SALEM, Ore. — A sense of urgency filled the air as members of the Oregon House Committee on Economic Development, Small Business, and Trade listened intently to harrowing stories of recreation-related tragedies across the state, ranging from deadly drownings on the Rogue River to severe skiing incidents on both Mount Hood and Mount Bachelor. Among the testimonies on February 19 were accounts of disastrous events including a horrific rodeo accident and disturbing cases of abuse.
As stakeholders presented evidence, the focus also turned to the burgeoning financial pressures faced by outdoor recreational businesses. Proprietors from ski lodges and rafting enterprises to backcountry outfitters shared their struggles with rising insurance premiums, driven in part by steep jury awards.
Central to the legislative discussion was House Bill 3140, a contentious proposal that would permit recreational enterprises to require customers to forego their right to sue for ordinary negligence by signing a liability waiver. This type of negligence, generally understood to involve a lack of proper care that could have prevented harm, has become a point of contention.
The recreation sector, a significant contributor to Oregon’s economy with over $16 billion spent in 2022 alone, finds itself at odds with consumer advocates. Industry representatives argue that without the ability to enforce waivers, the financial sustainability of their businesses — largely comprised of small operators — is at risk.
Addressing lawmakers, Hannah Wintucky, a representative from the Outdoor Industry Association, underscored the importance of the bill to sustain outdoor access. Conversely, prominent trial lawyer David Sugerman highlighted the imbalance the bill would introduce by stripping consumers of protections against corporate negligence.
This debate harkens back to a landmark case nearly two decades ago involving Myles Bagley, an 18-year-old snowboarder from Bend who became paraplegic following an accident at Mount Bachelor. The Oregon Supreme Court in 2014 found it unconscionable to enforce a liability waiver Bagley had signed, a decision that has since placed Oregon’s stance on liability waivers under scrutiny.
Bagley’s testimony emphasized the vital financial motivations for resorts to maintain safety in their operations. He stressed that liability should not be dismissed for artificially enhanced terrains or critical decisions about when to close dangerous runs.

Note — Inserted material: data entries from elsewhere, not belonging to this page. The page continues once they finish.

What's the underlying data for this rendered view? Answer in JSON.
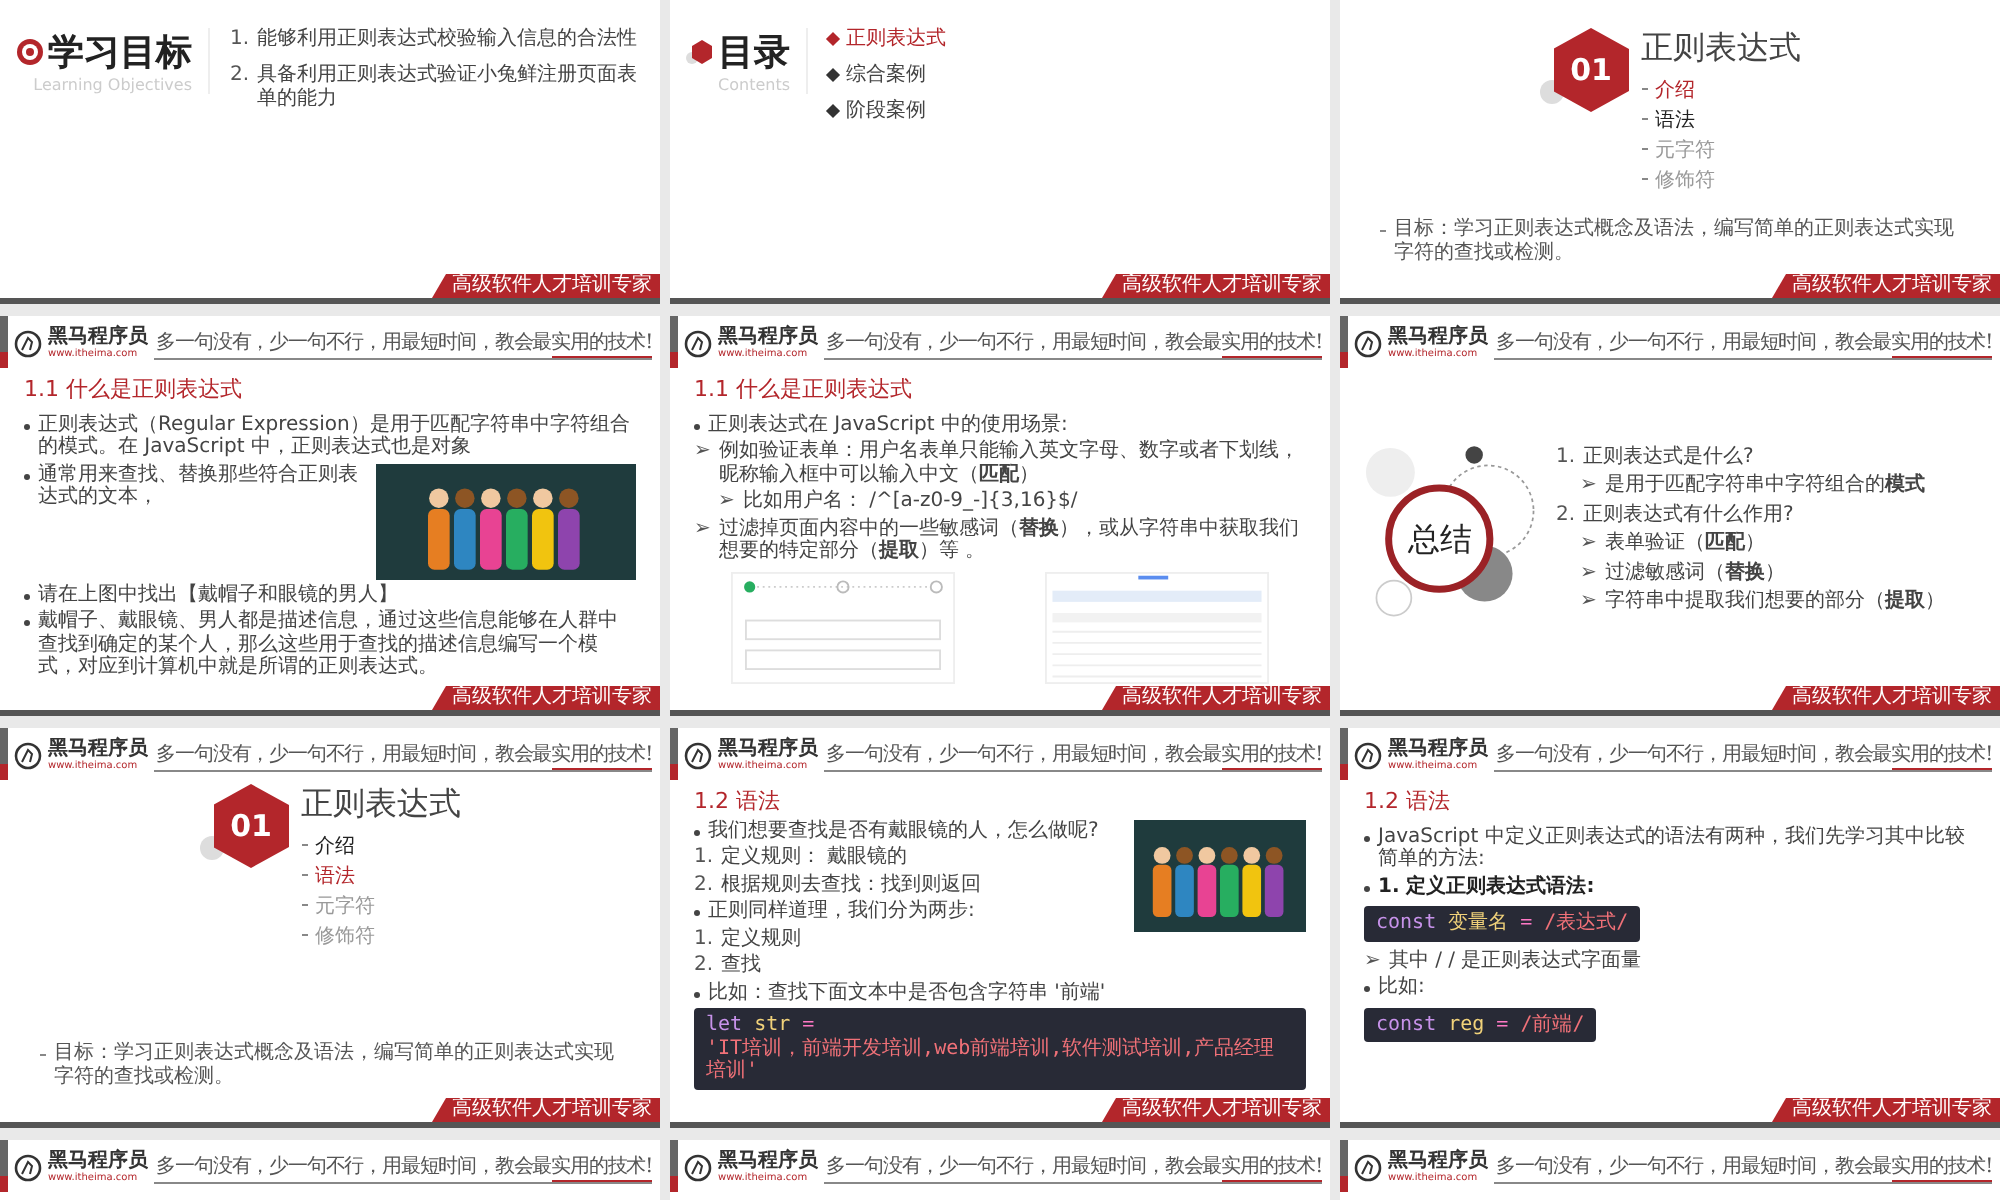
{
  "slides": [
    {
      "kind": "objectives",
      "title": "学习目标",
      "subtitle": "Learning Objectives",
      "items": [
        {
          "number": "1.",
          "text": "能够利用正则表达式校验输入信息的合法性"
        },
        {
          "number": "2.",
          "text": "具备利用正则表达式验证小兔鲜注册页面表单的能力"
        }
      ],
      "footer": "高级软件人才培训专家"
    },
    {
      "kind": "contents",
      "title": "目录",
      "subtitle": "Contents",
      "items": [
        {
          "label": "正则表达式",
          "selected": true
        },
        {
          "label": "综合案例",
          "selected": false
        },
        {
          "label": "阶段案例",
          "selected": false
        }
      ],
      "footer": "高级软件人才培训专家"
    },
    {
      "kind": "section",
      "number": "01",
      "title": "正则表达式",
      "items": [
        {
          "label": "介绍",
          "selected": true,
          "muted": false
        },
        {
          "label": "语法",
          "selected": false,
          "muted": false
        },
        {
          "label": "元字符",
          "selected": false,
          "muted": true
        },
        {
          "label": "修饰符",
          "selected": false,
          "muted": true
        }
      ],
      "goal": "目标：学习正则表达式概念及语法，编写简单的正则表达式实现字符的查找或检测。",
      "footer": "高级软件人才培训专家"
    },
    {
      "kind": "content",
      "header": {
        "brand": "黑马程序员",
        "url": "www.itheima.com",
        "slogan": "多一句没有，少一句不行，用最短时间，教会最实用的技术!"
      },
      "title": "1.1 什么是正则表达式",
      "blocks": [
        {
          "kind": "bullet",
          "text": "正则表达式（Regular Expression）是用于匹配字符串中字符组合的模式。在 JavaScript 中，正则表达式也是对象"
        },
        {
          "kind": "bullet_picture",
          "text": "通常用来查找、替换那些符合正则表达式的文本，"
        },
        {
          "kind": "bullet",
          "text": "请在上图中找出【戴帽子和眼镜的男人】"
        },
        {
          "kind": "bullet",
          "text": "戴帽子、戴眼镜、男人都是描述信息，通过这些信息能够在人群中查找到确定的某个人，那么这些用于查找的描述信息编写一个模式，对应到计算机中就是所谓的正则表达式。"
        }
      ],
      "footer": "高级软件人才培训专家"
    },
    {
      "kind": "content",
      "header": {
        "brand": "黑马程序员",
        "url": "www.itheima.com",
        "slogan": "多一句没有，少一句不行，用最短时间，教会最实用的技术!"
      },
      "title": "1.1 什么是正则表达式",
      "blocks": [
        {
          "kind": "bullet",
          "text": "正则表达式在 JavaScript 中的使用场景:"
        },
        {
          "kind": "arrow",
          "marker": "➢",
          "text": "例如验证表单：用户名表单只能输入英文字母、数字或者下划线，昵称输入框中可以输入中文（**匹配**）"
        },
        {
          "kind": "sub_arrow",
          "marker": "➢",
          "text": "比如用户名： /^[a-z0-9_-]{3,16}$/"
        },
        {
          "kind": "arrow",
          "marker": "➢",
          "text": "过滤掉页面内容中的一些敏感词（**替换**），或从字符串中获取我们想要的特定部分（**提取**）等 。"
        },
        {
          "kind": "screenshots"
        }
      ],
      "footer": "高级软件人才培训专家"
    },
    {
      "kind": "summary",
      "header": {
        "brand": "黑马程序员",
        "url": "www.itheima.com",
        "slogan": "多一句没有，少一句不行，用最短时间，教会最实用的技术!"
      },
      "label": "总结",
      "blocks": [
        {
          "kind": "number",
          "marker": "1.",
          "text": "正则表达式是什么?"
        },
        {
          "kind": "sub_arrow",
          "marker": "➢",
          "text": "是用于匹配字符串中字符组合的**模式**"
        },
        {
          "kind": "number",
          "marker": "2.",
          "text": "正则表达式有什么作用?"
        },
        {
          "kind": "sub_arrow",
          "marker": "➢",
          "text": "表单验证（**匹配**）"
        },
        {
          "kind": "sub_arrow",
          "marker": "➢",
          "text": "过滤敏感词（**替换**）"
        },
        {
          "kind": "sub_arrow",
          "marker": "➢",
          "text": "字符串中提取我们想要的部分（**提取**）"
        }
      ],
      "footer": "高级软件人才培训专家"
    },
    {
      "kind": "section",
      "header": {
        "brand": "黑马程序员",
        "url": "www.itheima.com",
        "slogan": "多一句没有，少一句不行，用最短时间，教会最实用的技术!"
      },
      "number": "01",
      "title": "正则表达式",
      "items": [
        {
          "label": "介绍",
          "selected": false,
          "muted": false
        },
        {
          "label": "语法",
          "selected": true,
          "muted": false
        },
        {
          "label": "元字符",
          "selected": false,
          "muted": true
        },
        {
          "label": "修饰符",
          "selected": false,
          "muted": true
        }
      ],
      "goal": "目标：学习正则表达式概念及语法，编写简单的正则表达式实现字符的查找或检测。",
      "footer": "高级软件人才培训专家"
    },
    {
      "kind": "content",
      "header": {
        "brand": "黑马程序员",
        "url": "www.itheima.com",
        "slogan": "多一句没有，少一句不行，用最短时间，教会最实用的技术!"
      },
      "title": "1.2 语法",
      "blocks": [
        {
          "kind": "bullet",
          "text": "我们想要查找是否有戴眼镜的人，怎么做呢?"
        },
        {
          "kind": "number",
          "marker": "1.",
          "text": "定义规则： 戴眼镜的"
        },
        {
          "kind": "number",
          "marker": "2.",
          "text": "根据规则去查找：找到则返回"
        },
        {
          "kind": "bullet",
          "text": "正则同样道理，我们分为两步:"
        },
        {
          "kind": "number",
          "marker": "1.",
          "text": "定义规则"
        },
        {
          "kind": "number",
          "marker": "2.",
          "text": "查找"
        },
        {
          "kind": "bullet",
          "text": "比如：查找下面文本中是否包含字符串 '前端'"
        },
        {
          "kind": "code",
          "tokens": [
            {
              "color": "#c792ea",
              "text": "let"
            },
            {
              "color": "#f1d27a",
              "text": "str"
            },
            {
              "color": "#ff79c6",
              "text": "="
            },
            {
              "color": "#f07178",
              "text": "'IT培训，前端开发培训,web前端培训,软件测试培训,产品经理培训'"
            }
          ]
        }
      ],
      "footer": "高级软件人才培训专家"
    },
    {
      "kind": "content",
      "header": {
        "brand": "黑马程序员",
        "url": "www.itheima.com",
        "slogan": "多一句没有，少一句不行，用最短时间，教会最实用的技术!"
      },
      "title": "1.2 语法",
      "blocks": [
        {
          "kind": "bullet",
          "text": "JavaScript 中定义正则表达式的语法有两种，我们先学习其中比较简单的方法:"
        },
        {
          "kind": "strong_bullet",
          "text": "1. 定义正则表达式语法:"
        },
        {
          "kind": "code",
          "tokens": [
            {
              "color": "#c792ea",
              "text": "const"
            },
            {
              "color": "#f1d27a",
              "text": "变量名"
            },
            {
              "color": "#ff79c6",
              "text": "="
            },
            {
              "color": "#f07178",
              "text": "/表达式/"
            }
          ]
        },
        {
          "kind": "arrow",
          "marker": "➢",
          "text": "其中 /  / 是正则表达式字面量"
        },
        {
          "kind": "bullet",
          "text": "比如:"
        },
        {
          "kind": "code",
          "tokens": [
            {
              "color": "#c792ea",
              "text": "const"
            },
            {
              "color": "#f1d27a",
              "text": "reg"
            },
            {
              "color": "#ff79c6",
              "text": "="
            },
            {
              "color": "#f07178",
              "text": "/前端/"
            }
          ]
        }
      ],
      "footer": "高级软件人才培训专家"
    },
    {
      "kind": "content",
      "header": {
        "brand": "黑马程序员",
        "url": "www.itheima.com",
        "slogan": "多一句没有，少一句不行，用最短时间，教会最实用的技术!"
      }
    },
    {
      "kind": "content",
      "header": {
        "brand": "黑马程序员",
        "url": "www.itheima.com",
        "slogan": "多一句没有，少一句不行，用最短时间，教会最实用的技术!"
      }
    },
    {
      "kind": "content",
      "header": {
        "brand": "黑马程序员",
        "url": "www.itheima.com",
        "slogan": "多一句没有，少一句不行，用最短时间，教会最实用的技术!"
      }
    }
  ]
}
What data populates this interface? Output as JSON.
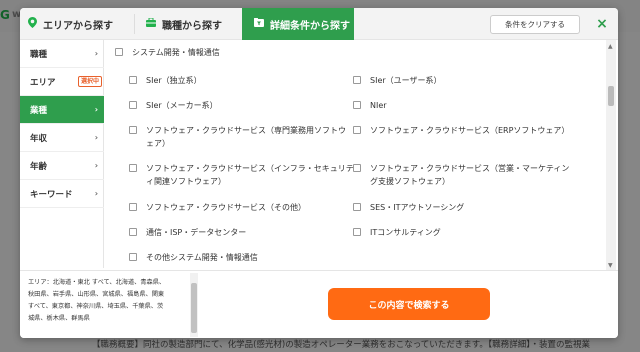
{
  "background": {
    "logo_mark": "G",
    "logo_text": "w",
    "bottom_text": "【職務概要】同社の製造部門にて、化学品(感光材)の製造オペレーター業務をおこなっていただきます。【職務詳細】・装置の監視業"
  },
  "tabs": {
    "area": {
      "label": "エリアから探す",
      "icon": "map-pin-icon"
    },
    "job": {
      "label": "職種から探す",
      "icon": "briefcase-icon"
    },
    "detail": {
      "label": "詳細条件から探す",
      "icon": "filter-folder-icon"
    }
  },
  "header": {
    "clear_label": "条件をクリアする",
    "close_glyph": "×"
  },
  "sidebar": {
    "items": [
      {
        "label": "職種"
      },
      {
        "label": "エリア",
        "badge": "選択中"
      },
      {
        "label": "業種"
      },
      {
        "label": "年収"
      },
      {
        "label": "年齢"
      },
      {
        "label": "キーワード"
      }
    ]
  },
  "category": {
    "label": "システム開発・情報通信"
  },
  "options": [
    {
      "line1": "SIer（独立系）",
      "line2": ""
    },
    {
      "line1": "SIer（ユーザー系）",
      "line2": ""
    },
    {
      "line1": "SIer（メーカー系）",
      "line2": ""
    },
    {
      "line1": "NIer",
      "line2": ""
    },
    {
      "line1": "ソフトウェア・クラウドサービス（専門業務用ソフトウ",
      "line2": "ェア）"
    },
    {
      "line1": "ソフトウェア・クラウドサービス（ERPソフトウェア）",
      "line2": ""
    },
    {
      "line1": "ソフトウェア・クラウドサービス（インフラ・セキュリテ",
      "line2": "ィ関連ソフトウェア）"
    },
    {
      "line1": "ソフトウェア・クラウドサービス（営業・マーケティン",
      "line2": "グ支援ソフトウェア）"
    },
    {
      "line1": "ソフトウェア・クラウドサービス（その他）",
      "line2": ""
    },
    {
      "line1": "SES・ITアウトソーシング",
      "line2": ""
    },
    {
      "line1": "通信・ISP・データセンター",
      "line2": ""
    },
    {
      "line1": "ITコンサルティング",
      "line2": ""
    },
    {
      "line1": "その他システム開発・情報通信",
      "line2": ""
    }
  ],
  "footer": {
    "summary_lines": [
      "エリア：北海道・東北 すべて、北海道、青森県、",
      "秋田県、岩手県、山形県、宮城県、福島県、関東",
      "すべて、東京都、神奈川県、埼玉県、千葉県、茨",
      "城県、栃木県、群馬県"
    ],
    "search_label": "この内容で検索する"
  },
  "colors": {
    "accent_green": "#2f9e4d",
    "search_orange": "#ff6a13",
    "badge_orange": "#e8612c"
  }
}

David Byrd from the Denver-based National Ski Areas Association pointed to the unique legal landscape in Oregon, suggesting that the 2014 ruling made it a regional anomaly that facilitates lawsuits.
Meanwhile, insurance specialist Leslie Frazee and former defense attorney, now plaintiffs’ lawyer, Gretchen Mandekor voiced concerns over Oregon’s current protections for businesses. They noted that existing laws adequately shield companies from unfounded claims, advocating for personal responsibility among recreation participants.
The House Bill 3140 is set to move through further legislative scrutiny, reflecting a broader national conversation about the roles and responsibilities in recreational activity as noted in a recent Vanderbilt Law Review article. This ongoing debate captures a struggle between mitigating industry risks and preserving consumer rights.
In late June, a distressing incident added a personal face to the debate when Allison Hickey, a physical therapist from Bend, was seriously injured by a rogue rodeo bull. Hickey argues that while insurance costs are worth public concern, removing redress for injured parties is not justifiable.
As this legislative journey continues, its outcome holds significant implications not only for Oregon’s economy and legal framework but also for the fundamental principles of consumer protection and business operation within the recreational sector.